Here, according to independent academic researchers, as well as the UN Office on Drugs and Crime and the European Monitoring Center of Drugs and Drug Abuse, is what the Portuguese have accomplished:

  • Drug use has not dramatically increased. Rates of past year and past month drug use have not changed significantly or have actually declined since 2001. And Portugal’s drug use rates remain among the lowest in Europe, and well below those in the United States.
  • Both teen drug use and problematic drug use (people who are dependent or who inject drugs) have declined.
  • Drug arrests and incarceration are way down. Drug arrests have dropped by 60 percent (selling drugs remains illegal), and the percentage of prisoners doing time for drug offenses has dropped from 44 percent to 24 percent. Meanwhile, the number of people referred to the Dissuasion Commission has remained steady, indicating that no “net-widening” has taken place. And the vast majority of cases that go before the commission are found to be non-problematic drug users and are dismissed without sanction.
  • More people are receiving drug treatment—and on demand, not by court order. The number of people receiving drug treatment increased by 60 percent by 2011, with most of them receiving opiate-substitution therapy (methadone). Treatment is voluntary and largely paid for by the national health system.
  • Drug overdose deaths are greatly reduced. Some 80 people died of drug overdoses in 2001; that number shrunk to just 16 by 2012. That’s an 80 percent reduction in drug overdose deaths.
  • Drug injection-related HIV/AIDS infections are greatly reduced. Between 2000 and 2013, the number of new HIV cases shrank from nearly 1,600 to only 78. The number of new AIDS cases declined from 626 to 74.

“We came to the conclusion that the criminal system was not the best suited to deal with this situation,” explained Capaz. “The best option should be referring them to treatment, but we do not force or coerce anyone. If they are willing to go, it’s because they actually want to, so the success rate is really high. We can surely say that decriminalization does not increase drug usage, and that it does not mean legalizing drugs. It’s still illegal to use drugs in Portugal, it’s just not considered a crime. It’s possible to deal with these users outside the criminal system.”

Dr. Joao Goulao, who largely authored the decriminalization law and who is still general director for intervention on addictive behaviors—the Portuguese “drug czar”—pointed to unquantifiable positives resulting from the move: “The biggest effect,” he said, “has been to allow the stigma of drug addiction to fall, to let people speak clearly and to pursue professional help without fear.”

They Take the Kids!

The American activists know all about fear and stigma.

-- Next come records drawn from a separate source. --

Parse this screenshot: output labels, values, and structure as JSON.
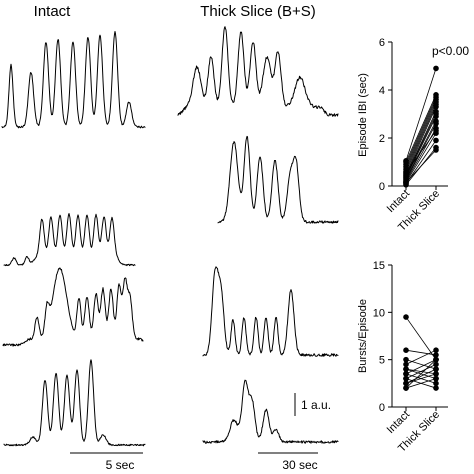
{
  "panel_titles": {
    "intact": "Intact",
    "thick_slice": "Thick Slice (B+S)"
  },
  "scale_bars": {
    "time_intact": "5 sec",
    "time_slice": "30 sec",
    "amplitude": "1 a.u."
  },
  "chart_data": [
    {
      "type": "scatter",
      "paired": true,
      "categories": [
        "Intact",
        "Thick Slice"
      ],
      "ylabel": "Episode IBI (sec)",
      "annotation": "p<0.00",
      "ylim": [
        0,
        6
      ],
      "yticks": [
        0,
        2,
        4,
        6
      ],
      "pairs": [
        [
          0.05,
          1.6
        ],
        [
          0.1,
          1.9
        ],
        [
          0.15,
          2.2
        ],
        [
          0.2,
          2.4
        ],
        [
          0.25,
          2.6
        ],
        [
          0.3,
          2.7
        ],
        [
          0.35,
          2.9
        ],
        [
          0.4,
          3.0
        ],
        [
          0.45,
          3.1
        ],
        [
          0.5,
          3.3
        ],
        [
          0.6,
          3.4
        ],
        [
          0.7,
          3.5
        ],
        [
          0.8,
          3.6
        ],
        [
          0.9,
          3.7
        ],
        [
          1.0,
          3.8
        ],
        [
          1.05,
          4.9
        ],
        [
          0.15,
          1.5
        ],
        [
          0.55,
          2.3
        ]
      ]
    },
    {
      "type": "scatter",
      "paired": true,
      "categories": [
        "Intact",
        "Thick Slice"
      ],
      "ylabel": "Bursts/Episode",
      "ylim": [
        0,
        15
      ],
      "yticks": [
        0,
        5,
        10,
        15
      ],
      "pairs": [
        [
          9.5,
          5.0
        ],
        [
          6.0,
          5.5
        ],
        [
          5.0,
          4.0
        ],
        [
          4.5,
          6.0
        ],
        [
          4.0,
          3.5
        ],
        [
          4.0,
          3.0
        ],
        [
          3.5,
          5.0
        ],
        [
          3.5,
          2.5
        ],
        [
          3.0,
          4.5
        ],
        [
          3.0,
          2.0
        ],
        [
          2.5,
          3.5
        ],
        [
          2.5,
          4.0
        ],
        [
          2.0,
          3.0
        ],
        [
          2.0,
          5.0
        ]
      ]
    }
  ]
}
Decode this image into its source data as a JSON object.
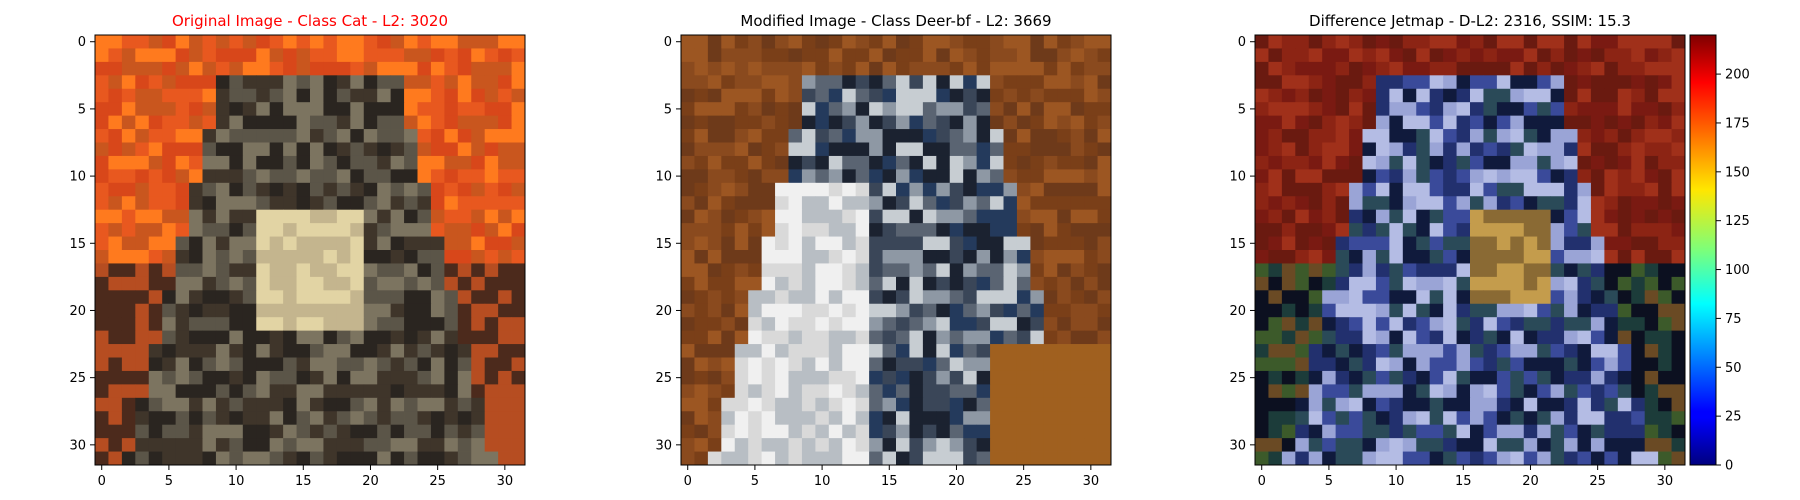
{
  "chart_data": [
    {
      "type": "heatmap",
      "title": "Original Image - Class Cat - L2: 3020",
      "title_color": "#ff0000",
      "xlim": [
        -0.5,
        31.5
      ],
      "ylim": [
        31.5,
        -0.5
      ],
      "xticks": [
        0,
        5,
        10,
        15,
        20,
        25,
        30
      ],
      "yticks": [
        0,
        5,
        10,
        15,
        20,
        25,
        30
      ],
      "image": "32x32 RGB photo of a tabby cat on orange background",
      "palette": [
        "#e8581f",
        "#d8471a",
        "#ff7a1e",
        "#c9561e",
        "#5b5548",
        "#7c7460",
        "#c4b58e",
        "#e2d4a4",
        "#2a2520",
        "#3f352a",
        "#8a7a5c",
        "#6d5a46",
        "#4c2a1c",
        "#b64d21",
        "#d2702a",
        "#1c1612"
      ]
    },
    {
      "type": "heatmap",
      "title": "Modified Image - Class Deer-bf - L2: 3669",
      "title_color": "#000000",
      "xlim": [
        -0.5,
        31.5
      ],
      "ylim": [
        31.5,
        -0.5
      ],
      "xticks": [
        0,
        5,
        10,
        15,
        20,
        25,
        30
      ],
      "yticks": [
        0,
        5,
        10,
        15,
        20,
        25,
        30
      ],
      "image": "32x32 RGB image of a dog with dark background, white chest",
      "palette": [
        "#8a4a1e",
        "#7a3f18",
        "#9c5622",
        "#6e3a1a",
        "#f0f0f0",
        "#d9d9d9",
        "#b8bec4",
        "#1b2230",
        "#243a5c",
        "#3a4658",
        "#5a6472",
        "#8e98a4",
        "#c7cdd2",
        "#a0601f",
        "#4a2c1c",
        "#2c2a2a"
      ]
    },
    {
      "type": "heatmap",
      "title": "Difference Jetmap - D-L2: 2316, SSIM: 15.3",
      "title_color": "#000000",
      "xlim": [
        -0.5,
        31.5
      ],
      "ylim": [
        31.5,
        -0.5
      ],
      "xticks": [
        0,
        5,
        10,
        15,
        20,
        25,
        30
      ],
      "yticks": [
        0,
        5,
        10,
        15,
        20,
        25,
        30
      ],
      "image": "32x32 blended difference visualization",
      "palette": [
        "#7a1a12",
        "#8c2414",
        "#6a1a10",
        "#a0301a",
        "#9aa4d6",
        "#b4bce4",
        "#3a4a9a",
        "#22306e",
        "#101a3c",
        "#2a4a58",
        "#c49c4c",
        "#8a6a34",
        "#3c5a2a",
        "#1c3c3a",
        "#6a4a24",
        "#0c1020"
      ],
      "colorbar": {
        "colormap": "jet",
        "range": [
          0,
          220
        ],
        "ticks": [
          0,
          25,
          50,
          75,
          100,
          125,
          150,
          175,
          200
        ]
      }
    }
  ]
}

And the cultural disconnect—between a country that treats drug users with compassion and one that seeks to punish them—was on display again when a smaller group of the activists met with Dr. Miguel Vasconcelos, the head psychologist at the Centro Taipa, a former mental hospital that now serves as the country’s largest drug treatment center.

As Dr. Vasconcelos explained the history and practice of drug treatment in Portugal, one of his listeners asked what happened to drug users who were pregnant or had children.

“They take the kids,” Vasconcelos said, smiling. But his smile turned to puzzlement as he saw his listeners reacted with disappointment and dismay.

For the Americans, “they take the kids” meant child protective services swooping in to seize custody of the children of drug-using parents while the parents go to jail.

But that’s not what Vasconcelos meant. After some back and forth, came clarity: “No, I mean they take the kids with them to treatment.”

Once again, the Americans, caught firmly in the mind-set of their own punishing society, expected only the worst of the state. But once again, light bulbs came on as they realized it doesn’t have to be like that.

Now that cadre of activists is back home, and they are going to begin to try to apply the lessons they learned in their own states and communities. And although they had some abstract understanding of Portuguese drug decriminalization before they came, their experiences with the concrete reality of it should only serve to strengthen their desire to make our own country a little less like a punitive authoritarian one and bit more like Portugal.